Yes, I need help on name that breed and is that a rooster. Lol. I have 8 young pullets, I think they are all female. But on has me going hmm.... Maybe not you. So let me post some pictures and help me try to figure this out. 
The first 2 are my most in question. I thought they where red leghorns but I was informed that they are production reds.









So do we male/female or both female. I'm mostly questioning the right one. There are no spurs on the feet. But please feedback is needed.









I have no idea what kind is this lady. She has a twin.









This was one of your first ladies we received. Again no idea I'm guessing Golden Sex Link.

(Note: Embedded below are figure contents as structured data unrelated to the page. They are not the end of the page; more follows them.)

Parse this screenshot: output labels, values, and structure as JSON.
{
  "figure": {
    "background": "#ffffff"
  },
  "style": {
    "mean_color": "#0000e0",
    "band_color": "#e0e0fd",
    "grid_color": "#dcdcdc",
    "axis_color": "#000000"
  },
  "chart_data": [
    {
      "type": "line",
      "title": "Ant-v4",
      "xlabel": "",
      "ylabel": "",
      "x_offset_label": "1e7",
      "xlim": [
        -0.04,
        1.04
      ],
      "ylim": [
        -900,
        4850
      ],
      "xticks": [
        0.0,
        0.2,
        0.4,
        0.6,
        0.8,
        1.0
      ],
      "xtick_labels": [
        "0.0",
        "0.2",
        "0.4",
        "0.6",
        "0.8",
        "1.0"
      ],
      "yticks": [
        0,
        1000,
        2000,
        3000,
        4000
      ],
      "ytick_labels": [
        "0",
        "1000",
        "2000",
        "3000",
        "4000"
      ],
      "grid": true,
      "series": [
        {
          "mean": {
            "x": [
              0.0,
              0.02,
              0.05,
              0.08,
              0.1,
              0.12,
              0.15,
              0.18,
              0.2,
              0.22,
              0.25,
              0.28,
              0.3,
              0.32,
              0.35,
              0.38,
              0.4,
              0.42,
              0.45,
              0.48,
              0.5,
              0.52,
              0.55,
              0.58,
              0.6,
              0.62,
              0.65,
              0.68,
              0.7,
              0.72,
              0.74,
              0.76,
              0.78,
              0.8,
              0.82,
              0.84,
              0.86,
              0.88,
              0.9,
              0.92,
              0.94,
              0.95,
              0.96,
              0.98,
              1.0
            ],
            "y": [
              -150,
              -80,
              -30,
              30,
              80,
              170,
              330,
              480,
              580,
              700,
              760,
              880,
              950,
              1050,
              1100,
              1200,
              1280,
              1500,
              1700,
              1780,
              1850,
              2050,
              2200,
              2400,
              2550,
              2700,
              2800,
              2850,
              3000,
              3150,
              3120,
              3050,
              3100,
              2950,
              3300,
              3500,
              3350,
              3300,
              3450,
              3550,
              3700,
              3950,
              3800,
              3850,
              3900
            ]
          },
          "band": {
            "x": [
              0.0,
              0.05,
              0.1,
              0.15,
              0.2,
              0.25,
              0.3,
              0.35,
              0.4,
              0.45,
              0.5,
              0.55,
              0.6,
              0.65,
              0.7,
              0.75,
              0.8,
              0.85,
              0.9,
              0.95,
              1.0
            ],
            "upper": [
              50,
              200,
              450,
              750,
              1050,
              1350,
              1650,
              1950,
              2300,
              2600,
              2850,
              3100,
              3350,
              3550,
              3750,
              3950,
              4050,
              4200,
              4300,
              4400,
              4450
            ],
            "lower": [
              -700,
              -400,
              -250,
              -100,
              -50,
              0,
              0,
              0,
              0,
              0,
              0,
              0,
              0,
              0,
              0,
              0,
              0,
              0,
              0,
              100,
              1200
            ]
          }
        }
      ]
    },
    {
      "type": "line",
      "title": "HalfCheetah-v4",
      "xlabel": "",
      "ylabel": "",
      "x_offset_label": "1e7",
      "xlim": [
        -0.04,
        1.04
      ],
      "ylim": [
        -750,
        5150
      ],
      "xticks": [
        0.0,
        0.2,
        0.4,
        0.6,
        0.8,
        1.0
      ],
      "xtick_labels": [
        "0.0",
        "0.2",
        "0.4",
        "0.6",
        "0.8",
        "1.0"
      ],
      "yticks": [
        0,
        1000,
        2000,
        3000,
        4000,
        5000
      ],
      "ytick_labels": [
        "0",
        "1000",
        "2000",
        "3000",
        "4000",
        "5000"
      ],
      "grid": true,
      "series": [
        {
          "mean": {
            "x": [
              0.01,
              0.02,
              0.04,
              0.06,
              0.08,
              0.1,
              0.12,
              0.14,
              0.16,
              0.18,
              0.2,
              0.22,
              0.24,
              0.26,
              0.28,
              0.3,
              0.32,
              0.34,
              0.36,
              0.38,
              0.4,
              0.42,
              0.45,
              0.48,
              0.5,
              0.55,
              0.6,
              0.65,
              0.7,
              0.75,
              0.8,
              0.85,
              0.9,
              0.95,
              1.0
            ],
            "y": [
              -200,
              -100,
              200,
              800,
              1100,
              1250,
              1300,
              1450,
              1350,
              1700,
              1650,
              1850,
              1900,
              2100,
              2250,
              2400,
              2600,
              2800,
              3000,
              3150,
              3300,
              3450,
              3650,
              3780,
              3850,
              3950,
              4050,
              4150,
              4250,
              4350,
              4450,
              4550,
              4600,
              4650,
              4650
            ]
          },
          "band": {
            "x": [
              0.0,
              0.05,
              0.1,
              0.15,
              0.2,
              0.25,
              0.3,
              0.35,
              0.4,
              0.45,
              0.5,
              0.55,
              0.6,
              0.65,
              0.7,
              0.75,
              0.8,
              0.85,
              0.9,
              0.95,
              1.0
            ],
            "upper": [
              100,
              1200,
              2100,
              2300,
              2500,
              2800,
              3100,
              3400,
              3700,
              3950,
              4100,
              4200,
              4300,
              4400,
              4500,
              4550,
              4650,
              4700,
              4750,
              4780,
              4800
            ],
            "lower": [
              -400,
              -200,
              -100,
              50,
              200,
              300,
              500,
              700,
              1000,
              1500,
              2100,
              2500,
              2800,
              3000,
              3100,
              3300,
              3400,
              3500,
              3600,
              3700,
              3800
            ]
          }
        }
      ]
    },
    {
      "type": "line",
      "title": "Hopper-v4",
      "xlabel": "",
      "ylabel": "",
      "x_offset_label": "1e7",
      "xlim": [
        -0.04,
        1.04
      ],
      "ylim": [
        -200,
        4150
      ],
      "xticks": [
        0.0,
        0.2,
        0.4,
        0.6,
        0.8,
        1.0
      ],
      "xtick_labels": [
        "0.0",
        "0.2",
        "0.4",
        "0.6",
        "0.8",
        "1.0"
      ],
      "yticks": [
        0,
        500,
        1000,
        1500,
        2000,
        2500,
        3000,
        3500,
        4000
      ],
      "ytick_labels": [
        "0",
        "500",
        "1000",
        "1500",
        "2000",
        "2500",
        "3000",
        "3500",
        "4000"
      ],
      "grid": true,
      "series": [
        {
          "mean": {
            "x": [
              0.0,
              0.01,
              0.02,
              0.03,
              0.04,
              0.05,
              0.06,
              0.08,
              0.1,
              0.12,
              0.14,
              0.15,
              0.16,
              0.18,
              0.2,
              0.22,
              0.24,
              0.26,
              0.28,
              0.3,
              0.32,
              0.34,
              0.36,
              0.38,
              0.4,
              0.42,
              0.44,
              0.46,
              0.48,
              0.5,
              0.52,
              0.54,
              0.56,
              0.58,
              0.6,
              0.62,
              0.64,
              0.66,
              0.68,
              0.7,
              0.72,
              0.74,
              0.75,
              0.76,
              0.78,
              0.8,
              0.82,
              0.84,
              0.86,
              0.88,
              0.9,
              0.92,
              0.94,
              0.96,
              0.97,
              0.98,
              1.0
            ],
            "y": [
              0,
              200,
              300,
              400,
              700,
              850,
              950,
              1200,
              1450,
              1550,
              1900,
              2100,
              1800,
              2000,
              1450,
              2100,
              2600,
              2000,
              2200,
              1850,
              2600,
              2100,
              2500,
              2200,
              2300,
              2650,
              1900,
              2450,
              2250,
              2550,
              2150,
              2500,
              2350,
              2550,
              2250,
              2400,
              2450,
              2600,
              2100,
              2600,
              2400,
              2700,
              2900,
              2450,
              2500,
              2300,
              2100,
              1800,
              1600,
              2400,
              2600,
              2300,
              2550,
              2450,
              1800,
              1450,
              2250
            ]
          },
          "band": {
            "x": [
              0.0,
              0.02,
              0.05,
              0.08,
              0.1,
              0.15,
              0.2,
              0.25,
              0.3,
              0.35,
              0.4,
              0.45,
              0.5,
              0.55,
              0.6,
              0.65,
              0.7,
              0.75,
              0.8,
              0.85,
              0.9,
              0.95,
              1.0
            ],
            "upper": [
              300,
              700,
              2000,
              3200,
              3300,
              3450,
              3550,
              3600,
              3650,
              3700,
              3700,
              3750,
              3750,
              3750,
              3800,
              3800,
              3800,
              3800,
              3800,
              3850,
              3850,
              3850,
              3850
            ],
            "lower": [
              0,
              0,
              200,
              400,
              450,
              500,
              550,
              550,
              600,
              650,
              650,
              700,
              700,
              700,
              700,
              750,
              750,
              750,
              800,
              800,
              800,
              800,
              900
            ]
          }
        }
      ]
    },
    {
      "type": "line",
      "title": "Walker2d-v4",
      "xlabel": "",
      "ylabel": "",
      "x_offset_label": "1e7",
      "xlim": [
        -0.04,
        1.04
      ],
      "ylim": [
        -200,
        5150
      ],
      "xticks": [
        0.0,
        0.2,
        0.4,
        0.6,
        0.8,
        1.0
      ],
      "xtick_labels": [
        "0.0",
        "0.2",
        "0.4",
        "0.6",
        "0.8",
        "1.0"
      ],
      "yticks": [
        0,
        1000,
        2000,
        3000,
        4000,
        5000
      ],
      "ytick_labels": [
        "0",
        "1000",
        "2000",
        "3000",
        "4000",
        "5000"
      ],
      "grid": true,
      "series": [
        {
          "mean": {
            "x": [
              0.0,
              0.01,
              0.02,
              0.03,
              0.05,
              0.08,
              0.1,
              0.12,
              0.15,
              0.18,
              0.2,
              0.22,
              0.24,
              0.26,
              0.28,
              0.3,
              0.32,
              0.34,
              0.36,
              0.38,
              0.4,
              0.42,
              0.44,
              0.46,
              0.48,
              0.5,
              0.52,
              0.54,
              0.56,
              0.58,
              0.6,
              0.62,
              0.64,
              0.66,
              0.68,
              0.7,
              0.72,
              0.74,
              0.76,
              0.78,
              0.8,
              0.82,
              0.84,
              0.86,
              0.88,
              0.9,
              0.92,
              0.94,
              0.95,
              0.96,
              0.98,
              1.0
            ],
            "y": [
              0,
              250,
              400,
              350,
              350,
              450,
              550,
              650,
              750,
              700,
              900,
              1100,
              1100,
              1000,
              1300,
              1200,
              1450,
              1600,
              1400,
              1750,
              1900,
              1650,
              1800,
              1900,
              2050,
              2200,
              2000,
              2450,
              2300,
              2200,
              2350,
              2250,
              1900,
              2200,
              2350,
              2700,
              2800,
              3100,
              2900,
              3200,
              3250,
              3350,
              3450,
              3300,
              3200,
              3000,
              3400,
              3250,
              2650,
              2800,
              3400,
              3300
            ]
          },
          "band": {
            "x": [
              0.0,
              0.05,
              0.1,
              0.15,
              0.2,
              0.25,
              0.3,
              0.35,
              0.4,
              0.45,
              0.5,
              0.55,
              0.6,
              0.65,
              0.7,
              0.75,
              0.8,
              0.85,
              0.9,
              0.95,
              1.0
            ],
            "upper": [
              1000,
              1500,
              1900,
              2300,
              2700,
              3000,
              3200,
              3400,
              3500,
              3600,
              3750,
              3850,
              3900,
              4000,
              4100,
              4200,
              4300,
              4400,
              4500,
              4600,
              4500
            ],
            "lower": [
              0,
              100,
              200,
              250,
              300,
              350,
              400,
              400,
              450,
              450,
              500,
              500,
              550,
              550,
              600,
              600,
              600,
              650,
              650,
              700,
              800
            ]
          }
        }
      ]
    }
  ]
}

I also think this one is also Golden Sex Link. 
Please help me name that bird!


----------



## Apyl (Jun 20, 2012)

The first 2 look like Production Red roosters. As for the rest sorry , no idea.


----------



## Greenfamilyfarms (Jul 15, 2012)

The first two are production red roosters. Roosters don't get spurs until they are about a year old... give or take. Also, both hens and roosters have spur buds, so you can't really depend on that to tell if you have rooster or hen chicks.

The other three are hens. The first looks like a Black Sexlink, second is a Golden Comet, and third looks like a New Hampshire Red or a production red.


----------



## Darkhairmama (Jul 15, 2012)

Thank you for your help.


----------



## dethompson27 (Jul 21, 2012)

Both are male production Reds. The hackle and saddle feathers will come to a point as opposed to being well-rounded.
APA Poultry Judge


----------



## blondie (Jul 19, 2012)

Could the pullet in the second pic be an Easter Egger? I have one that has identical feather patterns and the color looks the same. The comb might be wrong though.


----------



## Darkhairmama (Jul 15, 2012)

I'd be exited if it's an Easter egger. As for the the Roosters I found them a home no a nice large horse farm 2 counties over. I'm sure they are very happy making a ruckus since they won't be the loudest. Lol.


----------



## cogburn (Jul 16, 2012)

I believe you are right Blondie.. Looks like an EE to me.


----------



## ThreeJ (Jun 28, 2012)

Looks like New Hampshire (red) and Black sex link.


----------



## viktimh (Jul 18, 2012)

The last 2 look like my golden sex link.


----------